Jeudi 17 février 2011
L’ancien régime a été l’ennemi numéro un des libertés. Parmi tant d’autres, la liberté de création, et en particulier au cinéma, a été mise à sec. Cette mise à sec a opéré tant au niveau créatif qu’au niveau socioprofessionnel des travailleurs du cinéma qui ont été au fil des ans marginalisés, diabolisés, précarisés, censurés, démunis de leurs droits, etc. Le dernier gouvernement du régime déchu «célèbre» l’année 2010 qu’il a proclamé «année de la jeunesse et du cinéma» par une série de mesures régissant le secteur du cinéma et verrouillant encore plus le système inique édifié au fil des ans, spécialement en défaveur des nouveaux venus dans le métier.
A la grande affluence des étudiants sur les écoles et les branches cinématographiques et audiovisuelles, un «cahier des charges» assez souple est instauré pour la création d’une société de production. Mais ces derniers mois, les autorités durcissent la loi qui se transforme en un système «d’agrément» avec des conditions drastiques qui constituent une entrave à la liberté d’entreprendre et au désir des centaines de diplômés en cinéma de créer leur propre structure de production. Ceux-ci sont désormais tributaires de l’arbitraire de l’administration et de la bureaucratie. Ainsi, plusieurs dossiers de demande pour la création de sociétés de productions sont gelés depuis des mois laissant dans l’inactivité ceux qui les ont déposés.
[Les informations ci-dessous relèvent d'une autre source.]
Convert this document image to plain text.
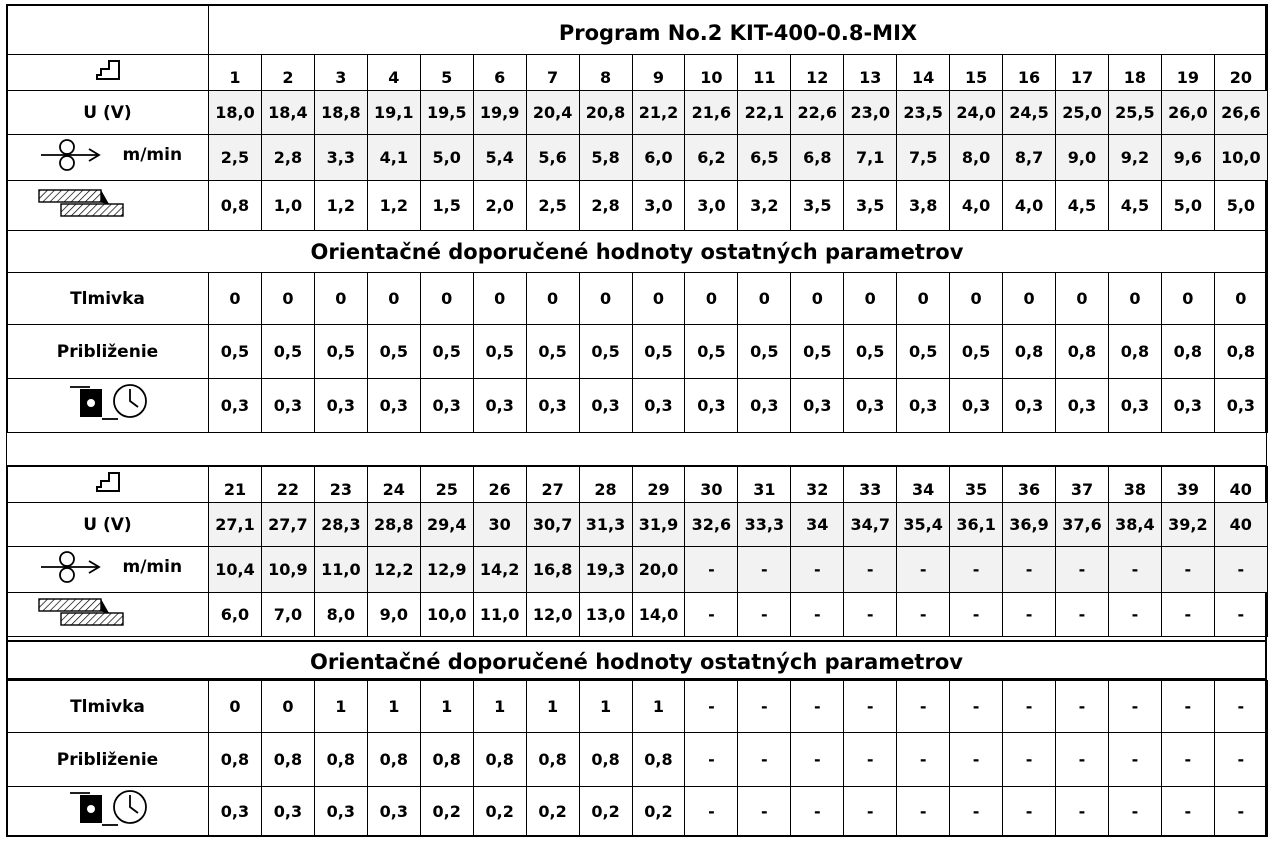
	Program No.2 KIT-400-0.8-MIX																			
	1	2	3	4	5	6	7	8	9	10	11	12	13	14	15	16	17	18	19	20
U (V)	18,0	18,4	18,8	19,1	19,5	19,9	20,4	20,8	21,2	21,6	22,1	22,6	23,0	23,5	24,0	24,5	25,0	25,5	26,0	26,6

m/min	2,5	2,8	3,3	4,1	5,0	5,4	5,6	5,8	6,0	6,2	6,5	6,8	7,1	7,5	8,0	8,7	9,0	9,2	9,6	10,0
	0,8	1,0	1,2	1,2	1,5	2,0	2,5	2,8	3,0	3,0	3,2	3,5	3,5	3,8	4,0	4,0	4,5	4,5	5,0	5,0
Orientačné doporučené hodnoty ostatných parametrov																				
Tlmivka	0	0	0	0	0	0	0	0	0	0	0	0	0	0	0	0	0	0	0	0
Približenie	0,5	0,5	0,5	0,5	0,5	0,5	0,5	0,5	0,5	0,5	0,5	0,5	0,5	0,5	0,5	0,8	0,8	0,8	0,8	0,8
	0,3	0,3	0,3	0,3	0,3	0,3	0,3	0,3	0,3	0,3	0,3	0,3	0,3	0,3	0,3	0,3	0,3	0,3	0,3	0,3
	21	22	23	24	25	26	27	28	29	30	31	32	33	34	35	36	37	38	39	40
U (V)	27,1	27,7	28,3	28,8	29,4	30	30,7	31,3	31,9	32,6	33,3	34	34,7	35,4	36,1	36,9	37,6	38,4	39,2	40

m/min	10,4	10,9	11,0	12,2	12,9	14,2	16,8	19,3	20,0	-	-	-	-	-	-	-	-	-	-	-
	6,0	7,0	8,0	9,0	10,0	11,0	12,0	13,0	14,0	-	-	-	-	-	-	-	-	-	-	-
Orientačné doporučené hodnoty ostatných parametrov
Tlmivka	0	0	1	1	1	1	1	1	1	-	-	-	-	-	-	-	-	-	-	-
Približenie	0,8	0,8	0,8	0,8	0,8	0,8	0,8	0,8	0,8	-	-	-	-	-	-	-	-	-	-	-
	0,3	0,3	0,3	0,3	0,2	0,2	0,2	0,2	0,2	-	-	-	-	-	-	-	-	-	-	-
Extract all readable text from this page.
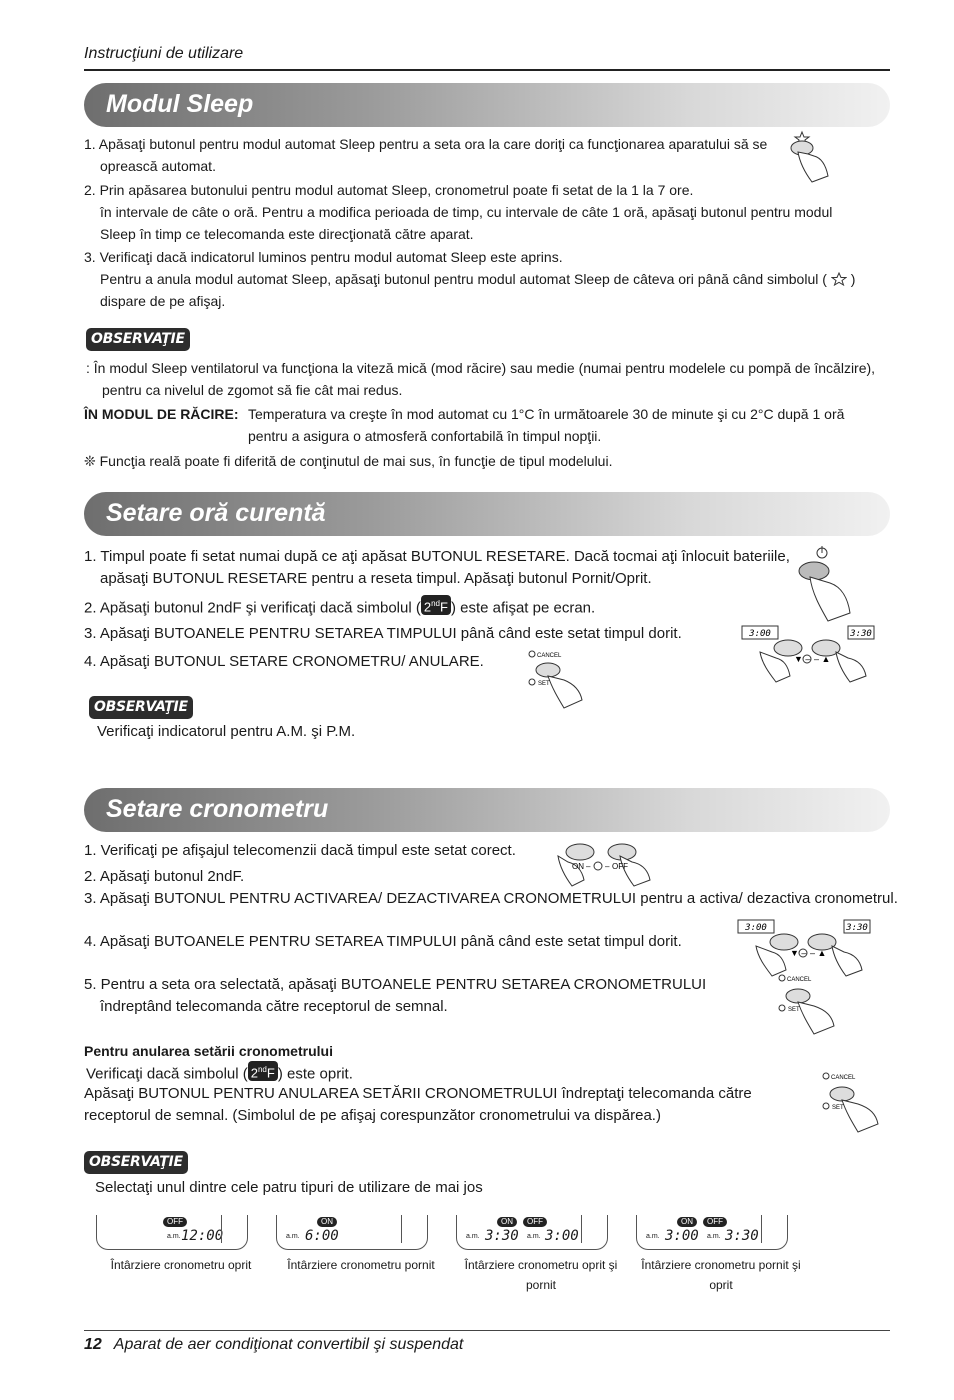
Instrucţiuni de utilizare
Modul Sleep
1. Apăsaţi butonul pentru modul automat Sleep pentru a seta ora la care doriţi ca funcţionarea aparatului să se oprească automat.
2. Prin apăsarea butonului pentru modul automat Sleep, cronometrul poate fi setat de la 1 la 7 ore.
în intervale de câte o oră. Pentru a modifica perioada de timp, cu intervale de câte 1 oră, apăsaţi butonul pentru modul Sleep în timp ce telecomanda este direcţionată către aparat.
3. Verificaţi dacă indicatorul luminos pentru modul automat Sleep este aprins.
Pentru a anula modul automat Sleep, apăsaţi butonul pentru modul automat Sleep de câteva ori până când simbolul ( ) dispare de pe afişaj.
OBSERVAŢIE
: În modul Sleep ventilatorul va funcţiona la viteză mică (mod răcire) sau medie (numai pentru modelele cu pompă de încălzire), pentru ca nivelul de zgomot să fie cât mai redus.
ÎN MODUL DE RĂCIRE: Temperatura va creşte în mod automat cu 1°C în următoarele 30 de minute şi cu 2°C după 1 oră pentru a asigura o atmosferă confortabilă în timpul nopţii.
❊ Funcţia reală poate fi diferită de conţinutul de mai sus, în funcţie de tipul modelului.
Setare oră curentă
1. Timpul poate fi setat numai după ce aţi apăsat BUTONUL RESETARE. Dacă tocmai aţi înlocuit bateriile, apăsaţi BUTONUL RESETARE pentru a reseta timpul. Apăsaţi butonul Pornit/Oprit.
2. Apăsaţi butonul 2ndF şi verificaţi dacă simbolul ( 2ndF ) este afişat pe ecran.
3. Apăsaţi BUTOANELE PENTRU SETAREA TIMPULUI până când este setat timpul dorit.
4. Apăsaţi BUTONUL SETARE CRONOMETRU/ ANULARE.
3:00	3:30
▼ – – ▲
CANCEL
SET
OBSERVAŢIE
Verificaţi indicatorul pentru A.M. şi P.M.
Setare cronometru
1. Verificaţi pe afişajul telecomenzii dacă timpul este setat corect.
ON – – OFF
2. Apăsaţi butonul 2ndF.
3. Apăsaţi BUTONUL PENTRU ACTIVAREA/ DEZACTIVAREA CRONOMETRULUI pentru a activa/ dezactiva cronometrul.
4. Apăsaţi BUTOANELE PENTRU SETAREA TIMPULUI până când este setat timpul dorit.
3:00	3:30
▼ – – ▲
5. Pentru a seta ora selectată, apăsaţi BUTOANELE PENTRU SETAREA CRONOMETRULUI îndreptând telecomanda către receptorul de semnal.
CANCEL
SET
Pentru anularea setării cronometrului
Verificaţi dacă simbolul ( 2ndF ) este oprit.
Apăsaţi BUTONUL PENTRU ANULAREA SETĂRII CRONOMETRULUI îndreptaţi telecomanda către receptorul de semnal. (Simbolul de pe afişaj corespunzător cronometrului va dispărea.)
CANCEL
SET
OBSERVAŢIE
Selectaţi unul dintre cele patru tipuri de utilizare de mai jos
OFF
a.m. 12:00
Întârziere cronometru oprit
ON
a.m. 6:00
Întârziere cronometru pornit
ON	OFF
a.m. 3:30 a.m. 3:00
Întârziere cronometru oprit şi pornit
ON	OFF
a.m. 3:00 a.m. 3:30
Întârziere cronometru pornit şi oprit
12 Aparat de aer condiţionat convertibil şi suspendat
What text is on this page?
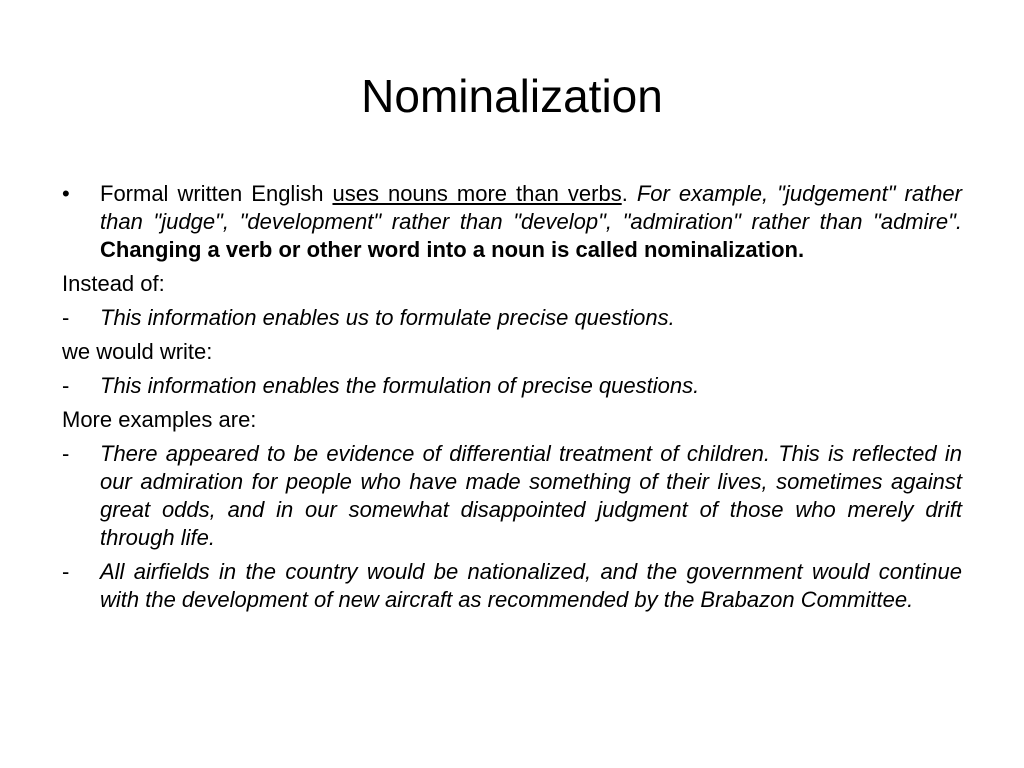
Nominalization
•	Formal written English uses nouns more than verbs. For example, "judgement" rather than "judge", "development" rather than "develop", "admiration" rather than "admire". Changing a verb or other word into a noun is called nominalization.
Instead of:
-	This information enables us to formulate precise questions.
we would write:
-	This information enables the formulation of precise questions.
More examples are:
-	There appeared to be evidence of differential treatment of children. This is reflected in our admiration for people who have made something of their lives, sometimes against great odds, and in our somewhat disappointed judgment of those who merely drift through life.
-	All airfields in the country would be nationalized, and the government would continue with the development of new aircraft as recommended by the Brabazon Committee.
La loi régulant l’obtention de la Carte Professionnelle date de 1966 et a été amendée la dernière fois en 1983. Au début des années 2000, la Carte Professionnelle a totalement cessé d’être délivrée. Elle refait surface soudainement en 2010. Cette loi est aujourd’hui totalement dépassée par les réalités du cinéma en Tunisie et dans le monde et constitue un frein considérable, pour ne pas dire un frein total, pour les nouveaux venus dans le métier. De plus, la Commission destinée à étudier les demandes des professionnels fonctionne dans un manque de transparence et de justice patents et est seule habilitée à enfreindre ou pas une loi inapplicable en l’espèce.
Non seulement les Cartes Professionnelles sont délivrées de façon arbitraire et hermétique mais de plus, elles deviennent de façon absurde absolument nécessaires pour l’obtention d’une Autorisation de Tournage. Il devient de fait interdit pour quelqu’un qui n’a pas de Carte Professionnelle de faire un film. Ce mécanisme sournois est l’un des plus liberticides que la culture ait connu en Tunisie. Il impose un processus professionnel datant des années soixante et empêche tout simplement les citoyens de filmer, expérimenter, créer, s’exercer, etc.
Ces mesures prises les derniers mois avant la chute de la dictature viennent s’ajouter à nombre de mesures et de mécanismes existant rendant le secteur du cinéma l’un des systèmes les plus verrouillé du pays : inexistence de mécanismes de financement des films sauf les subventions de l’état (ce qui induit une grande perversité du système qui rend ces subventions des moyens de pression et d’uniformisation), une commission de censure qui siège au Ministère de l’Intérieur et non au Ministère de la Culture (ce qui met de facto le cinéma et la création sous la botte de la police), des infractions répétées à certaines lois protégeant en principe le cinéma sans que l’état ne prenne des mesures pour les empêcher ou les punir (comme la loi qui interdit la transformation d’une salle de cinéma en un autre commerce et qui a été bafouée des dizaines de fois).
Nos revendications s’articulent donc essentiellement sur deux aspects fondamentaux : une libération créative et une revalorisation socioprofessionnelle des travailleurs du cinéma en Tunisie.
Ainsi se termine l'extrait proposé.